La loro missione è quasi finita. Nell’aria si respira già la trepidazione della partenza. Sei mesi nel sud del Libano, la voglia di tornare a casa diventa ogni giorno più forte. Ma lasciare il libano non è facile, quando si aiuta un popolo a rinascere, in qualche modo se ne diventa parte. Il sud del Libano, solo pochi mesi fa punteggiato da villaggi distrutti, ponti abbattuti, strade dissestate, ora è una regione in pieno sviluppo. Un cantiere a cielo aperto, fatto di ruspe in movimento, di operai al lavoro, di soldi piovuti un po’ da tutto il mondo. Gli Hezbollah, l’organizzazione radicale sciita di cui di fatto è impregnato il tessuto sociale di questa regione, hanno ripiegato nelle retrovie di una paese che sembra aver voglia di crescere dopo la guerra israelo libanese dell’ estate scorsa. Nel 2006 gli italiani sono arrivati in Libano sotto il preciso mandato delle Nazioni Unite che hanno investito 13 mila soldati, 2450 dei quali italiani. Dallo scorso aprirle, il Generale Maurizio Fioravanti guida il contingente che controlla la zona sud ovest del paese, un’area di circa 900 km quadrati.
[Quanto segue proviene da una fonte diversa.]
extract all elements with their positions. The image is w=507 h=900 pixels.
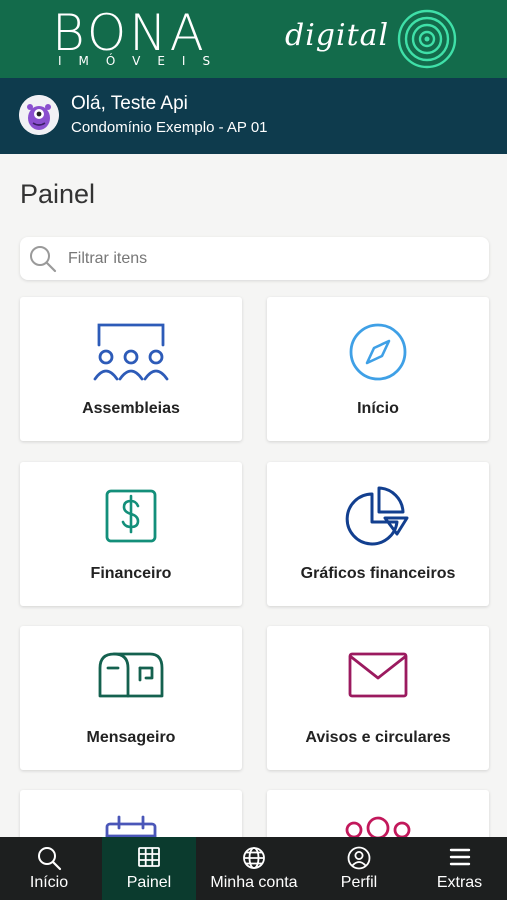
greeting-text: Olá, Teste Api — [71, 93, 188, 114]
brand-logo-subtext: IMÓVEIS — [58, 54, 228, 68]
globe-icon — [243, 847, 265, 869]
tab-label: Painel — [126, 874, 172, 891]
card-assembleias[interactable]: Assembleias — [20, 297, 242, 441]
card-financeiro[interactable]: Financeiro — [20, 462, 242, 606]
tab-painel[interactable]: Painel — [102, 837, 196, 900]
brand-digital-text: digital — [285, 18, 390, 53]
card-label: Avisos e circulares — [305, 729, 451, 746]
tab-label: Perfil — [340, 874, 378, 891]
tab-perfil[interactable]: Perfil — [310, 837, 408, 900]
monster-avatar-icon — [19, 95, 59, 135]
card-label: Gráficos financeiros — [300, 565, 456, 582]
card-label: Financeiro — [90, 565, 172, 582]
swirl-logo-icon — [397, 9, 457, 69]
page-title: Painel — [20, 179, 96, 209]
search-icon — [30, 246, 57, 273]
menu-icon — [449, 848, 470, 866]
card-avisos-circulares[interactable]: Avisos e circulares — [267, 626, 489, 770]
user-header: Olá, Teste Api Condomínio Exemplo - AP 0… — [0, 78, 507, 154]
tab-minha-conta[interactable]: Minha conta — [200, 837, 308, 900]
card-mensageiro[interactable]: Mensageiro — [20, 626, 242, 770]
search-box[interactable] — [20, 237, 489, 280]
card-graficos-financeiros[interactable]: Gráficos financeiros — [267, 462, 489, 606]
avatar[interactable] — [19, 95, 59, 135]
pie-chart-icon — [345, 486, 409, 546]
tab-inicio[interactable]: Início — [0, 837, 98, 900]
card-label: Mensageiro — [86, 729, 176, 746]
brand-header: BONA IMÓVEIS digital — [0, 0, 507, 78]
tab-label: Minha conta — [210, 874, 298, 891]
user-circle-icon — [347, 846, 371, 870]
card-inicio[interactable]: Início — [267, 297, 489, 441]
card-label: Assembleias — [82, 400, 180, 417]
tab-label: Início — [29, 874, 69, 891]
compass-icon — [349, 323, 407, 381]
search-icon — [38, 847, 62, 871]
search-input[interactable] — [68, 237, 478, 280]
mailbox-icon — [98, 652, 164, 698]
dollar-icon — [105, 489, 157, 543]
tab-label: Extras — [436, 874, 483, 891]
envelope-icon — [348, 652, 408, 698]
grid-icon — [138, 847, 160, 867]
tab-extras[interactable]: Extras — [412, 837, 507, 900]
bottom-tab-bar: Início Painel Minha conta Perfil Extras — [0, 837, 507, 900]
card-label: Início — [357, 400, 399, 417]
unit-text: Condomínio Exemplo - AP 01 — [71, 119, 268, 136]
assembly-icon — [93, 323, 169, 381]
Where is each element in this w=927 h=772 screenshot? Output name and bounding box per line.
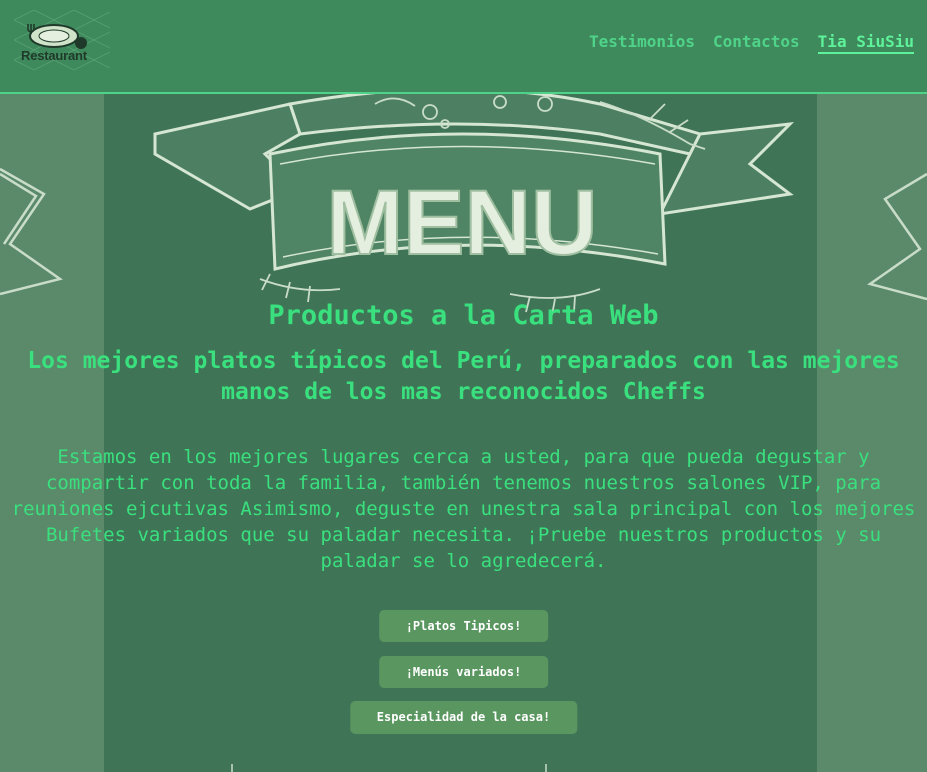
logo-text: Restaurant [21,48,87,63]
nav-link-tia-siusiu[interactable]: Tia SiuSiu [817,32,914,54]
especialidad-casa-button[interactable]: Especialidad de la casa! [349,701,578,734]
menus-variados-button[interactable]: ¡Menús variados! [378,656,549,688]
nav-link-testimonios[interactable]: Testimonios [589,32,695,54]
hero-description: Estamos en los mejores lugares cerca a u… [11,446,916,572]
main-nav: Testimonios Contactos Tia SiuSiu [589,32,914,54]
restaurant-logo[interactable]: Restaurant [13,9,111,80]
ribbon-tail-left-icon [0,167,63,296]
page: Restaurant Testimonios Contactos Tia Siu… [0,0,927,772]
platos-tipicos-button[interactable]: ¡Platos Tipicos! [378,610,549,642]
menu-chalk-lettering: MENU [327,172,598,274]
page-subtitle: Los mejores platos típicos del Perú, pre… [27,348,900,405]
site-header: Restaurant Testimonios Contactos Tia Siu… [0,0,927,94]
nav-link-contactos[interactable]: Contactos [713,32,800,54]
ribbon-tail-right-icon [867,172,927,301]
page-title: Productos a la Carta Web [268,300,659,331]
logo-icon [13,9,111,71]
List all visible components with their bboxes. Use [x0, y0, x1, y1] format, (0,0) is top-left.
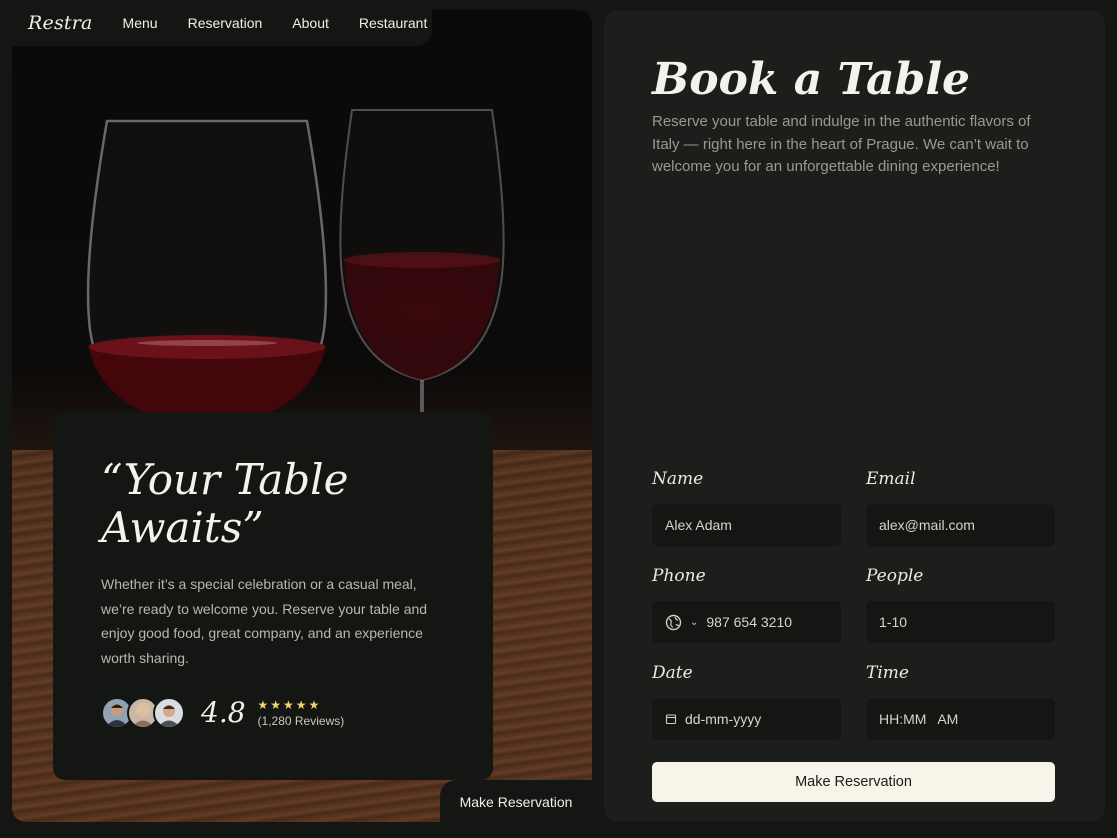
- nav-item-menu[interactable]: Menu: [123, 15, 158, 31]
- chevron-down-icon[interactable]: ⌄: [690, 617, 698, 628]
- nav-item-restaurant[interactable]: Restaurant: [359, 15, 427, 31]
- name-value: Alex Adam: [665, 517, 732, 533]
- booking-title: Book a Table: [652, 54, 971, 105]
- top-navigation: Restra Menu Reservation About Restaurant: [12, 0, 432, 46]
- date-label: Date: [652, 663, 693, 683]
- wine-glass-front: [72, 115, 342, 445]
- nav-item-about[interactable]: About: [292, 15, 329, 31]
- time-field: Time HH:MM AM: [866, 662, 1055, 740]
- time-value: HH:MM AM: [879, 711, 959, 727]
- phone-input[interactable]: ⌄ 987 654 3210: [652, 601, 841, 643]
- time-input[interactable]: HH:MM AM: [866, 698, 1055, 740]
- quote-line-1: “Your Table: [101, 455, 349, 504]
- people-label: People: [866, 566, 924, 586]
- people-value: 1-10: [879, 614, 908, 630]
- name-field: Name Alex Adam: [652, 468, 841, 546]
- review-count: (1,280 Reviews): [257, 713, 345, 728]
- time-label: Time: [866, 663, 909, 683]
- phone-value: 987 654 3210: [706, 614, 793, 630]
- calendar-icon: [665, 713, 677, 725]
- booking-description: Reserve your table and indulge in the au…: [652, 113, 1031, 175]
- make-reservation-button[interactable]: Make Reservation: [652, 762, 1055, 802]
- email-value: alex@mail.com: [879, 517, 975, 533]
- quote-description: Whether it’s a special celebration or a …: [101, 576, 428, 666]
- email-field: Email alex@mail.com: [866, 468, 1055, 546]
- rating-value: 4.8: [201, 696, 246, 729]
- name-label: Name: [652, 469, 704, 489]
- quote-card: “Your Table Awaits” Whether it’s a speci…: [53, 412, 493, 780]
- quote-line-2: Awaits”: [101, 503, 264, 552]
- globe-icon[interactable]: [665, 614, 682, 631]
- phone-field: Phone ⌄ 987 654 3210: [652, 565, 841, 643]
- people-input[interactable]: 1-10: [866, 601, 1055, 643]
- rating-meta: ★★★★★ (1,280 Reviews): [258, 698, 345, 728]
- wine-glass-back: [322, 100, 522, 430]
- star-rating-icon: ★★★★★: [257, 697, 322, 712]
- email-label: Email: [866, 469, 916, 489]
- rating-row: 4.8 ★★★★★ (1,280 Reviews): [101, 696, 344, 729]
- phone-label: Phone: [652, 566, 706, 586]
- date-value: dd-mm-yyyy: [685, 711, 762, 727]
- people-field: People 1-10: [866, 565, 1055, 643]
- name-input[interactable]: Alex Adam: [652, 504, 841, 546]
- logo[interactable]: Restra: [28, 12, 93, 34]
- make-reservation-link[interactable]: Make Reservation: [440, 780, 592, 824]
- quote-title: “Your Table Awaits”: [101, 456, 445, 552]
- date-field: Date dd-mm-yyyy: [652, 662, 841, 740]
- nav-item-reservation[interactable]: Reservation: [188, 15, 263, 31]
- avatar: [153, 696, 185, 729]
- avatar-group: [101, 696, 185, 729]
- booking-panel: Book a Table Reserve your table and indu…: [604, 10, 1105, 822]
- date-input[interactable]: dd-mm-yyyy: [652, 698, 841, 740]
- email-input[interactable]: alex@mail.com: [866, 504, 1055, 546]
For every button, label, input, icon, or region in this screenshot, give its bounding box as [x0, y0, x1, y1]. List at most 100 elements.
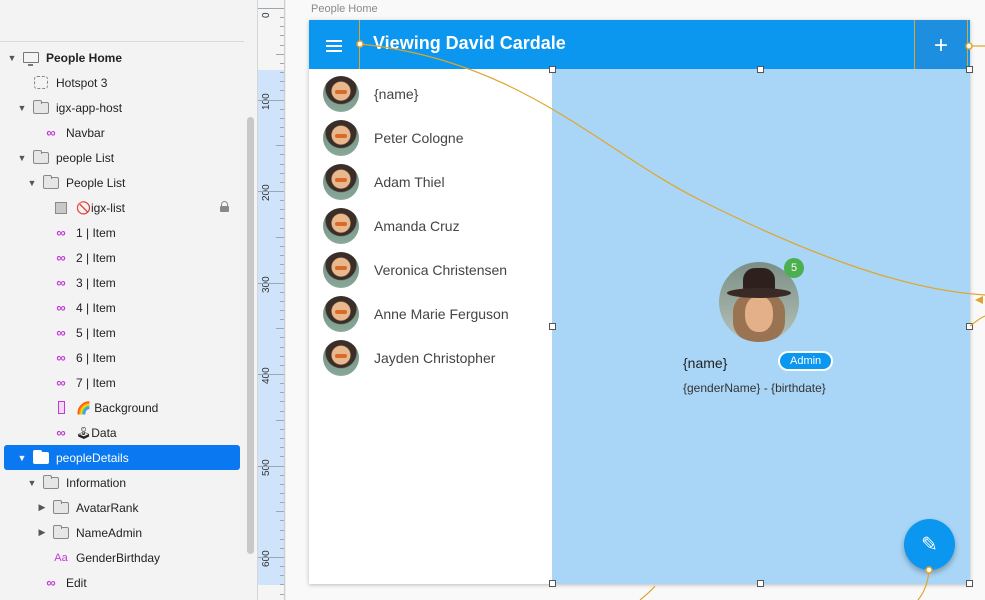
layer-row[interactable]: 🌈 Background [0, 395, 243, 420]
ruler-tick [280, 181, 284, 183]
ruler-tick [280, 428, 284, 430]
resize-handle[interactable] [966, 323, 973, 330]
symbol-icon: ∞ [46, 125, 56, 140]
resize-handle[interactable] [757, 580, 764, 587]
gender-birthday-text: {genderName} - {birthdate} [683, 381, 826, 395]
artboard-people-home[interactable]: Viewing David Cardale + {name} Peter Colo… [309, 20, 970, 584]
person-name: Veronica Christensen [374, 262, 508, 278]
ruler-tick [280, 309, 284, 311]
person-name: Jayden Christopher [374, 350, 496, 366]
layer-row[interactable]: ∞ Navbar [0, 120, 243, 145]
symbol-icon: ∞ [56, 325, 66, 340]
people-list: {name} Peter Cologne Adam Thiel Amanda Cruz… [309, 69, 552, 584]
add-button[interactable]: + [914, 20, 968, 73]
list-item[interactable]: {name} [309, 72, 552, 116]
ruler-tick [280, 273, 284, 275]
layer-row[interactable]: ▼ People List [0, 170, 243, 195]
disclosure-expanded-icon[interactable]: ▼ [16, 453, 28, 463]
disclosure-expanded-icon[interactable]: ▼ [16, 103, 28, 113]
rectangle-icon [52, 201, 70, 215]
layer-row[interactable]: ▼ peopleDetails [4, 445, 240, 470]
layer-label: AvatarRank [76, 500, 139, 515]
disclosure-expanded-icon[interactable]: ▼ [6, 53, 18, 63]
menu-button[interactable] [309, 20, 360, 73]
disclosure-expanded-icon[interactable]: ▼ [16, 153, 28, 163]
ruler-tick [280, 483, 284, 485]
ruler-tick [280, 154, 284, 156]
edit-fab-button[interactable]: ✎ [904, 519, 955, 570]
symbol-icon: ∞ [56, 375, 66, 390]
person-name: Amanda Cruz [374, 218, 460, 234]
ruler-tick [276, 53, 284, 55]
list-item[interactable]: Peter Cologne [309, 116, 552, 160]
list-item[interactable]: Anne Marie Ferguson [309, 292, 552, 336]
layer-row[interactable]: ∞ 4 | Item [0, 295, 243, 320]
disclosure-collapsed-icon[interactable]: ▶ [36, 527, 48, 538]
layer-row[interactable]: ∞ 6 | Item [0, 345, 243, 370]
resize-handle[interactable] [966, 580, 973, 587]
sketch-app: ▼ People Home Hotspot 3 ▼ igx-app-host ∞ Navba… [0, 0, 985, 600]
folder-icon [32, 449, 50, 465]
ruler-tick [280, 337, 284, 339]
list-item[interactable]: Veronica Christensen [309, 248, 552, 292]
ruler-label: 400 [261, 367, 272, 384]
layer-row[interactable]: ∞ 7 | Item [0, 370, 243, 395]
ruler-label: 300 [261, 275, 272, 293]
ruler-tick [280, 547, 284, 549]
ruler-tick [280, 520, 284, 522]
layer-row[interactable]: ▼ People Home [0, 45, 243, 70]
people-details-panel[interactable]: 5 {name} Admin {genderName} - {birthdate… [552, 69, 970, 584]
disclosure-expanded-icon[interactable]: ▼ [26, 478, 38, 488]
layer-row[interactable]: ∞ 3 | Item [0, 270, 243, 295]
layer-label: people List [56, 150, 115, 165]
resize-handle[interactable] [757, 66, 764, 73]
lock-icon[interactable] [220, 201, 229, 212]
layer-row[interactable]: ▼ igx-app-host [0, 95, 243, 120]
resize-handle[interactable] [549, 580, 556, 587]
layer-row[interactable]: 🚫igx-list [0, 195, 243, 220]
resize-handle[interactable] [549, 323, 556, 330]
layer-row[interactable]: ∞ 5 | Item [0, 320, 243, 345]
layer-row[interactable]: ▶ NameAdmin [0, 520, 243, 545]
layer-row[interactable]: ▼ Information [0, 470, 243, 495]
ruler-tick [280, 492, 284, 494]
layer-row[interactable]: ∞ 1 | Item [0, 220, 243, 245]
layers-scrollbar-thumb[interactable] [247, 117, 254, 554]
list-item[interactable]: Jayden Christopher [309, 336, 552, 380]
ruler-label: 500 [261, 458, 272, 476]
resize-handle[interactable] [966, 66, 973, 73]
avatar [323, 296, 359, 332]
navbar[interactable]: Viewing David Cardale + [309, 20, 970, 73]
layer-row[interactable]: ∞ 2 | Item [0, 245, 243, 270]
ruler-tick [280, 447, 284, 449]
list-item[interactable]: Adam Thiel [309, 160, 552, 204]
symbol-icon: ∞ [56, 350, 66, 365]
disclosure-collapsed-icon[interactable]: ▶ [36, 502, 48, 513]
ruler-tick [258, 557, 284, 558]
layer-row[interactable]: ∞ Edit [0, 570, 243, 595]
symbol-icon: ∞ [56, 275, 66, 290]
layer-label: People Home [46, 50, 123, 65]
ruler-tick [280, 44, 284, 46]
layer-row[interactable]: ∞ 🕹Data [0, 420, 243, 445]
monitor-icon [22, 51, 40, 66]
ruler-tick [280, 502, 284, 504]
avatar [323, 208, 359, 244]
layer-row[interactable]: ▼ people List [0, 145, 243, 170]
layer-row[interactable]: Hotspot 3 [0, 70, 243, 95]
admin-badge: Admin [780, 353, 832, 369]
layer-row[interactable]: Aa GenderBirthday [0, 545, 243, 570]
layers-panel-header [0, 0, 257, 42]
artboard-label[interactable]: People Home [311, 3, 378, 15]
layer-row[interactable]: ▶ AvatarRank [0, 495, 243, 520]
ruler-tick [280, 474, 284, 476]
layer-label: Information [66, 475, 127, 490]
list-item[interactable]: Amanda Cruz [309, 204, 552, 248]
layer-label: GenderBirthday [76, 550, 161, 565]
disclosure-expanded-icon[interactable]: ▼ [26, 178, 38, 188]
ruler-tick [280, 593, 284, 595]
resize-handle[interactable] [549, 66, 556, 73]
ruler-tick [276, 236, 284, 238]
ruler-tick [280, 529, 284, 531]
ruler-tick [280, 300, 284, 302]
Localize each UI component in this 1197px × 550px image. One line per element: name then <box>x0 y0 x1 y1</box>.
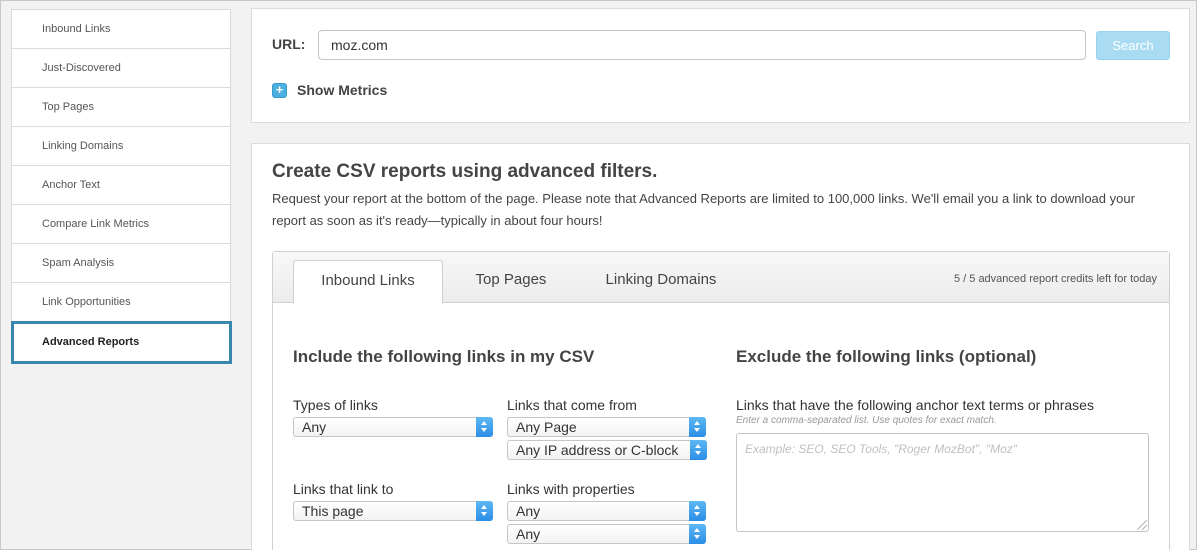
links-properties-value-1: Any <box>516 503 541 519</box>
sidebar-item-inbound-links[interactable]: Inbound Links <box>12 10 230 49</box>
select-arrows-icon <box>476 417 493 437</box>
types-of-links-value: Any <box>302 419 327 435</box>
exclude-section-title: Exclude the following links (optional) <box>736 347 1037 366</box>
anchor-text-placeholder: Example: SEO, SEO Tools, "Roger MozBot",… <box>745 442 1018 456</box>
select-arrows-icon <box>689 524 706 544</box>
show-metrics-label: Show Metrics <box>297 82 388 98</box>
sidebar-item-top-pages[interactable]: Top Pages <box>12 88 230 127</box>
sidebar-item-spam-analysis[interactable]: Spam Analysis <box>12 244 230 283</box>
select-arrows-icon <box>689 417 706 437</box>
credits-counter: 5 / 5 advanced report credits left for t… <box>953 273 1157 285</box>
page-title: Create CSV reports using advanced filter… <box>272 161 658 182</box>
page-description: Request your report at the bottom of the… <box>272 191 1135 228</box>
sidebar-item-advanced-reports[interactable]: Advanced Reports <box>11 321 232 364</box>
url-panel: URL: Search + Show Metrics <box>251 8 1190 123</box>
url-input[interactable] <box>318 30 1086 60</box>
sidebar-item-linking-domains[interactable]: Linking Domains <box>12 127 230 166</box>
tabs-bar: Inbound Links Top Pages Linking Domains … <box>273 252 1169 304</box>
tab-inbound-links[interactable]: Inbound Links <box>293 260 443 304</box>
ip-address-select[interactable]: Any IP address or C-block <box>507 440 707 460</box>
search-button[interactable]: Search <box>1096 31 1170 60</box>
url-label: URL: <box>272 36 306 52</box>
links-properties-select-1[interactable]: Any <box>507 501 706 521</box>
ip-address-value: Any IP address or C-block <box>516 442 679 458</box>
types-of-links-label: Types of links <box>293 397 378 413</box>
sidebar-nav: Inbound Links Just-Discovered Top Pages … <box>11 9 232 364</box>
select-arrows-icon <box>690 440 707 460</box>
select-arrows-icon <box>689 501 706 521</box>
sidebar-item-just-discovered[interactable]: Just-Discovered <box>12 49 230 88</box>
sidebar-item-compare-link-metrics[interactable]: Compare Link Metrics <box>12 205 230 244</box>
tab-linking-domains[interactable]: Linking Domains <box>581 260 741 303</box>
links-properties-label: Links with properties <box>507 481 635 497</box>
links-link-to-label: Links that link to <box>293 481 394 497</box>
show-metrics-toggle[interactable]: + Show Metrics <box>272 82 387 98</box>
links-link-to-select[interactable]: This page <box>293 501 493 521</box>
types-of-links-select[interactable]: Any <box>293 417 493 437</box>
links-come-from-select[interactable]: Any Page <box>507 417 706 437</box>
anchor-text-hint: Enter a comma-separated list. Use quotes… <box>736 415 997 426</box>
links-link-to-value: This page <box>302 503 364 519</box>
sidebar-item-anchor-text[interactable]: Anchor Text <box>12 166 230 205</box>
anchor-text-label: Links that have the following anchor tex… <box>736 397 1094 413</box>
links-come-from-label: Links that come from <box>507 397 637 413</box>
advanced-reports-panel: Create CSV reports using advanced filter… <box>251 143 1190 550</box>
include-section-title: Include the following links in my CSV <box>293 347 595 366</box>
plus-icon: + <box>272 82 287 98</box>
links-properties-value-2: Any <box>516 526 541 542</box>
sidebar-item-link-opportunities[interactable]: Link Opportunities <box>12 283 230 322</box>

Comandante della Brigata Paracadutisti della Folgore, ha partecipato alla sua prima missione all’estero proprio in Libano negli anni ’80 quando era un giovane tenente, poi in Bosnia e di nuovo qui come generale.  Nel suo ufficio nel centro della base di Tienine, controlla il piccolo mondo che gli è stato assegnato: “E’ stata la missione più bella che ho fatto, questo paese entra nel cuore”.

Ormai siamo agli sgoccioli, la missione della Folgore è finita, è tempo di tirare le somme, il bilancio è positivo?

Assolutamente, basta dare un’occhiata in giro, si respira voglia di vivere, di stare bene, di sapere che le cose funzionano. Sono cambiati gli sguardi delle persone e noi siamo fieri di avere contribuito con decine di progetti di sviluppo e di cooperazione. Non è stato sempre facile, è stato impegnativo, ma credo che ogni giorno che passa senza conflitti è un giorno più verso la pace e l’ottimismo. Questo non significa che ormai il lavoro sia finito, ci sono bambini che non conoscono la pace, ci vorranno anni perché sappiano come si vive senza paura, ma uno è già trascorso.

Le missioni italiane all’estero sono sempre obiettivo di discussione in Italia. Come si spiega quanto è importante quello che i militari italiani fanno all’estero.

Noi facciamo quello che ci dice il governo e il parlamento, ma quando si finisce un lavoro ci si può guardare indietro e capire se si è stati utili, qui per la prima volta in decenni l’esercito libanese ha messo piede nel sud, lavoriamo insieme e li aiutiamo a crescere. Dal punto di vista sociale c’è stato anche un maggiore cambiamento, le milizie non sono più l’unico punto di riferimento della popolazione, sanno che possono contare su di noi, sulla polizia locale, ci hanno visti e ci sentono sempre. Quanto conta il rapporto con la gente locale per il successo di una missione all’estero?

E’ fondamentale. Per noi è come se ci sentissimo a casa in Libano. Abbiamo trovato degli amici, lo si capisce dai piccoli gesti quotidiani, da come sono pronti a dividere il poco che hanno. Avere il loro consenso è il successo della missione, e questo noi lo avvertiamo, ma soprattutto, a il livello pratico per quanto riguarda anche la nostra sicurezza, loro sono i primi sensori delle minacce che possono arrivare fuori e un rapporto di fiducia reciproco aiuta.

Anche con gli Hezbollah?

Noi ci rapportiamo alle istituzioni, molti amministratori locali sono legati al movimento degli Hezbollah, ma noi non facciamo differenze tra le persone, che siano sciiti, sunniti o cristiani. Rappresentiamo l’Italia e il nostro lavoro è stato adempiere alla risoluzione delle Nazioni Unite.

La politica libanese spaccata non aiuta.

Tu mi parli di politica, io della gente  che vuole andare avanti e per me questo è un segnale importante per il futuro di un paese.

E gli israeliani?

E’ il generale Graziano (comandante dell’Unifil) che parla con loro, noi abbiamo il compito di verificare tutte le segnalazioni che ci arrivano, pacchi sospetti, movimenti strani che avvengono da questa parte, ma anche i sorvoli dell’aviazione di Tel Aviv, negli ultimi mesi all’Onu abbiamo notificato almeno 140 di quelle che per i libanesi sono violazioni del territorio e per gli israeliani controlli di sicurezza.